Va respinta la richiesta del marito il quale contesti le somme estremamente rilevanti attribuite dai giudici alla moglie per mantenere il pregresso tenore di vita (si trattava della separazione di Silvio Berlusconi). Infatti il nuovo orientamento della Cassazione circa l’indipendenza economica da prendere quale riferimento per attribuire o meno l’assegno divorzile, non si applica alla separazione.
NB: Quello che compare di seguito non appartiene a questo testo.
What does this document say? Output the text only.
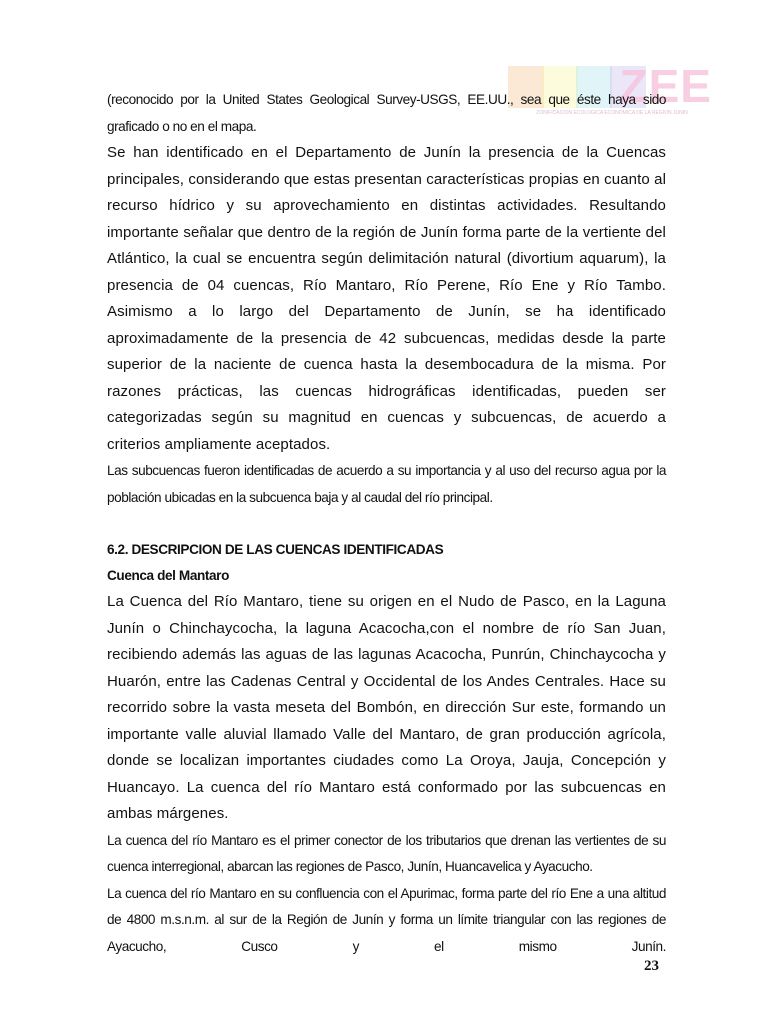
ZEE
ZONIFICACIÓN ECOLÓGICA ECONÓMICA DE LA REGIÓN JUNÍN

(reconocido por la United States Geological Survey-USGS, EE.UU., sea que éste haya sido graficado o no en el mapa.

Se han identificado en el Departamento de Junín la presencia de la Cuencas principales, considerando que estas presentan características propias en cuanto al recurso hídrico y su aprovechamiento en distintas actividades. Resultando importante señalar que dentro de la región de Junín forma parte de la vertiente del Atlántico, la cual se encuentra según delimitación natural (divortium aquarum), la presencia de 04 cuencas, Río Mantaro, Río Perene, Río Ene y Río Tambo. Asimismo a lo largo del Departamento de Junín, se ha identificado aproximadamente de la presencia de 42 subcuencas, medidas desde la parte superior de la naciente de cuenca hasta la desembocadura de la misma. Por razones prácticas, las cuencas hidrográficas identificadas, pueden ser categorizadas según su magnitud en cuencas y subcuencas, de acuerdo a criterios ampliamente aceptados.

Las subcuencas fueron identificadas de acuerdo a su importancia y al uso del recurso agua por la población ubicadas en la subcuenca baja y al caudal del río principal.

6.2. DESCRIPCION DE LAS CUENCAS IDENTIFICADAS
Cuenca del Mantaro

La Cuenca del Río Mantaro, tiene su origen en el Nudo de Pasco, en la Laguna Junín o Chinchaycocha, la laguna Acacocha,con el nombre de río San Juan, recibiendo además las aguas de las lagunas Acacocha, Punrún, Chinchaycocha y Huarón, entre las Cadenas Central y Occidental de los Andes Centrales. Hace su recorrido sobre la vasta meseta del Bombón, en dirección Sur este, formando un importante valle aluvial llamado Valle del Mantaro, de gran producción agrícola, donde se localizan importantes ciudades como La Oroya, Jauja, Concepción y Huancayo. La cuenca del río Mantaro está conformado por las subcuencas en ambas márgenes.

La cuenca del río Mantaro es el primer conector de los tributarios que drenan las vertientes de su cuenca interregional, abarcan las regiones de Pasco, Junín, Huancavelica y Ayacucho.

La cuenca del río Mantaro en su confluencia con el Apurimac, forma parte del río Ene a una altitud de 4800 m.s.n.m. al sur de la Región de Junín y forma un límite triangular con las regiones de Ayacucho, Cusco y el mismo Junín.

23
Ciò in quanto il divorzio annulla il matrimonio, mentre la separazione lo pone in uno stato di quiescenza.
Allorché i coniugi mantengano un elevato tenore di vita prima della separazione, assicurato in maniera principale dai rilevanti redditi di cui godeva la moglie, coniuge economicamente più forte, il marito ha diritto ad un adeguato assegno di mantenimento. Legittimamente la Corte di Appello ha disposto un aumento di tale assegno ad € 2.000,00 mensili, allorché il marito dimostri di essere stato licenziato dall’azienda presso la quale lavorava e di essere stato posto in mobilità.
E’ legittimo aumentare l’assegno di divorzio allorchè il coniuge obbligato percepisca un’eredità, prima non considerata, che incrementa il divario delle condizioni economiche preesistenti. Ciò perché le potenzialità economiche di ciascuno debbono essere valutate in concreto nel loro ammontare da qualsiasi fonte pervengano i benefici economici.
Anche se un coniuge acquista delle quote di fondi comuni di investimento con i proventi della propria attività professionale, questi entrano a far parte della comunione legale di cui all'art. 177, comma 1, lett. a), c.c.. I crediti, così come i diritti a struttura complessa come i diritti azionari, in quanto "beni" ai sensi degli artt. 810, 812 e 813 c.c., sono suscettibili di entrare nella comunione, ove non ricorra una delle eccezioni alla regola generale dell'art. 177 c.c., poste dall'art. 179 c.c.
Lo scioglimento della comunione legale dei beni tra i coniugi si verifica "ex nunc" con il passaggio in giudicato della sentenza di separazione personale; poiché l'appello proposto con esclusivo riferimento all'addebito, all'affidamento dei figli e agli aspetti economici della separazione segna acquiescenza alla pronuncia sulla separazione, e quindi definitività della stessa, quale parte autonoma della decisione, deve escludersi che la pendenza del gravame su tali aspetti precluda il passaggio in giudicato della separazione stessa e impedisca la cessazione del regime di comunione legale, cessazione alla quale si riconnettono l'inoperatività del complesso normativo di cui agli art. 177 ss. c.c. e l'automatica instaurazione delle regole proprie della comunione legale, ivi compresa quella, ex art. 1103 c.c., che abilita ciascun contitolare a disporre del suo diritto nei limiti della quota senza il consenso dell'altro comunista.
Lo scioglimento della comunione legale dei beni fra coniugi si verifica, con effetto ex nunc, dal momento del passaggio in giudicato della sentenza di separazione ovvero dell'omologazione degli accordi di separazione consensuale, non spiegando, per converso, alcun effetto, al riguardo, il provvedimento presidenziale di cui all'art. 708 del codice di rito autorizzativo dell'interruzione della convivenza tra i coniugi, attesone il contenuto del tutto limitato e la funzione meramente provvisoria.